What To Do When Expenses Exceed Income
So you have totaled up what you will collect from Social Security plus the income you can extract from your investments without eating into principal, compared it against your expense budget, adjusted for changes due to retirement, and you have come up short. Don't panic! There are alternatives to consider.
But before we get to those alternatives, it may be of some comfort to keep in mind that you are not alone.
Now let's get back to alternative ways to close the gap between income and expense. There are basically two approaches: either find a way to earn some income, or gradually eat into your assets. The first approach is generally superior, and it is of such great interest that here on the BBRC website there is a whole section devoted to it: Business and Income Opportunities. The section covers options like buying a franchise or starting your own business from scratch--which are fulltime business commitments--as well as less ambitious options like finding part-time work or getting paid by a non-profit for what used to be volunteer work. So we urge you to check out that section. Keep in mind also that working in retirement has no stigma associated with it, and can be challenging and rewarding. In fact, in the section on the BBRC website on how to Spend and Enjoy Your Time, you will learn that loafing is not compatible with longevity and that it's important for your physical and mental health to pursue challenging activities.
The reality is, however, that many retirees don't want to work, some cannot find work, or some cannot earn enough from their work. So they are dipping into their assets. Many of us baby boomers have parents in this predicament, and many of us baby boomers ourselves will soon have the same predicament.
If you or your parents face this situation, there are some questions to ask. First, how many years will the assets last before they are totally consumed? You have to take into account investment returns and inflation rates to answer this question: the unconsumed assets will be earning an investment return but your expenses will be increasing with inflation. It would probably make sense to work with a certified financial planner to help you make these calculations. CFP's not only have the financial acumen required, they will also be objective and realistic. If you are lucky, it may turn out that at the current "burn rate" your assets will last until you are well into your 90s. Whatever the answer, you must then ask: What is the likelihood that you and your spouse reaching that age?
For the sake of argument, let's take the worse case scenario: that you are clearly going to run out of money before you are likely to die. This is in fact the unpleasant situation facing the parents of many baby boomers.
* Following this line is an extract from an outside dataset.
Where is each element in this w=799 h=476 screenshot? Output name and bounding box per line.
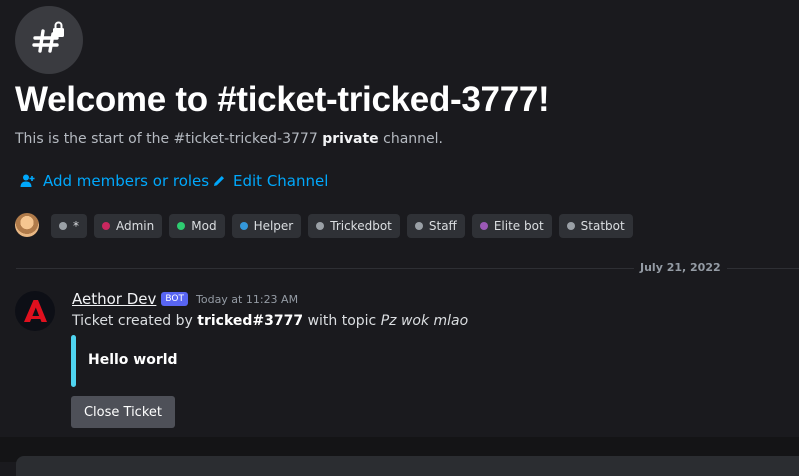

Your action plan must include consulting with the family and friends who are likely going to step in and help support you--usually children. It takes time for children to digest the reality that in their final years their parents may be living under their roof so it's best to broach the problem sooner rather than later. Sometimes alterations to a house are in order--to create a "mother-in-law" suite with a separate bath and even kitchen area, for example. And often it's best to make the transition long before the money runs out. A parent's moving into the home of one of their children should reduce expenses, and allow remaining assets to last longer, preserving the parent's sense of independence.